Everything I've talked about so far is measurement. But measurement doesn't equal impact. Knowing that 40% of your docs pages exceed agent truncation limits is useful information, but it doesn't tell you whether anyone cares about those pages. Impact is about the downstream consequences: failed tasks, abandoned signups, confused developers, lost revenue.
This is the hardest part to measure, and honestly, I don't think anyone has a great answer yet. The failure mode is largely invisible. A developer's agent silently gets truncated content, produces a wrong answer, and the developer either figures it out themselves (wasting time), or doesn't figure it out and ships something broken, or gives up and switches to a competitor with better docs. None of those outcomes are easy to trace back to "the agent couldn't read your docs page."

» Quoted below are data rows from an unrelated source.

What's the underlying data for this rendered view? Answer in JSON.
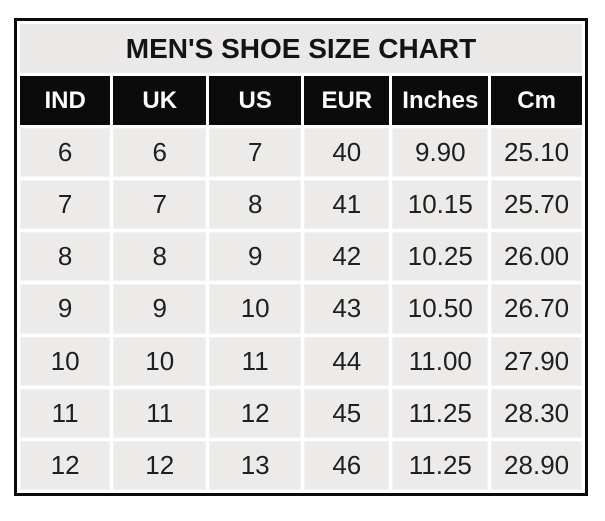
{
  "title": "MEN'S SHOE SIZE CHART",
  "colors": {
    "page_bg": "#ffffff",
    "outer_border": "#0a0a0a",
    "title_bg": "#eae9e7",
    "title_text": "#141414",
    "header_bg": "#0b0b0b",
    "header_text": "#fcfbf8",
    "cell_bg": "#edebe9",
    "cell_text": "#1f1f1f",
    "gap": "#ffffff"
  },
  "chart_data": {
    "type": "table",
    "title": "MEN'S SHOE SIZE CHART",
    "columns": [
      "IND",
      "UK",
      "US",
      "EUR",
      "Inches",
      "Cm"
    ],
    "rows": [
      [
        "6",
        "6",
        "7",
        "40",
        "9.90",
        "25.10"
      ],
      [
        "7",
        "7",
        "8",
        "41",
        "10.15",
        "25.70"
      ],
      [
        "8",
        "8",
        "9",
        "42",
        "10.25",
        "26.00"
      ],
      [
        "9",
        "9",
        "10",
        "43",
        "10.50",
        "26.70"
      ],
      [
        "10",
        "10",
        "11",
        "44",
        "11.00",
        "27.90"
      ],
      [
        "11",
        "11",
        "12",
        "45",
        "11.25",
        "28.30"
      ],
      [
        "12",
        "12",
        "13",
        "46",
        "11.25",
        "28.90"
      ]
    ]
  }
}
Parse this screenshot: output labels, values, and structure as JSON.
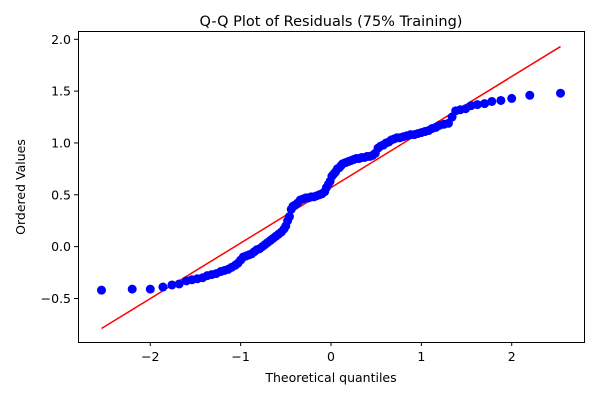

But you can make some strategic decisions even without perfect attribution. Start by identifying which pages matter most to your business. Your quickstart guide, your authentication docs, your billing API reference, your migration guide: these are the pages where a bad agent experience is most likely to cost you a customer. If those pages are over truncation limits, that's where you should focus your remediation efforts first.
The remediation work itself isn't trivial. Breaking up long pages into shorter ones that fit within truncation limits, restructuring tabbed content so the most common use case comes first in source order, adding markdown versions of pages that don't have them yet: all of this takes time and effort. If you can only fix some of your pages, fix the ones that matter most for your business. A quickstart guide that agents can actually read is worth more than a niche reference page that gets 10 hits a month.
I also think there's an opportunity here for docs platforms and analytics tools to start connecting the dots. If you could correlate agent traffic patterns with developer journey metrics (signup completion, first API call, time to "hello world"), you'd start to see the shape of the impact. We're not there yet. But the measurement work I've described in this article is the foundation you need to build on when those tools eventually exist.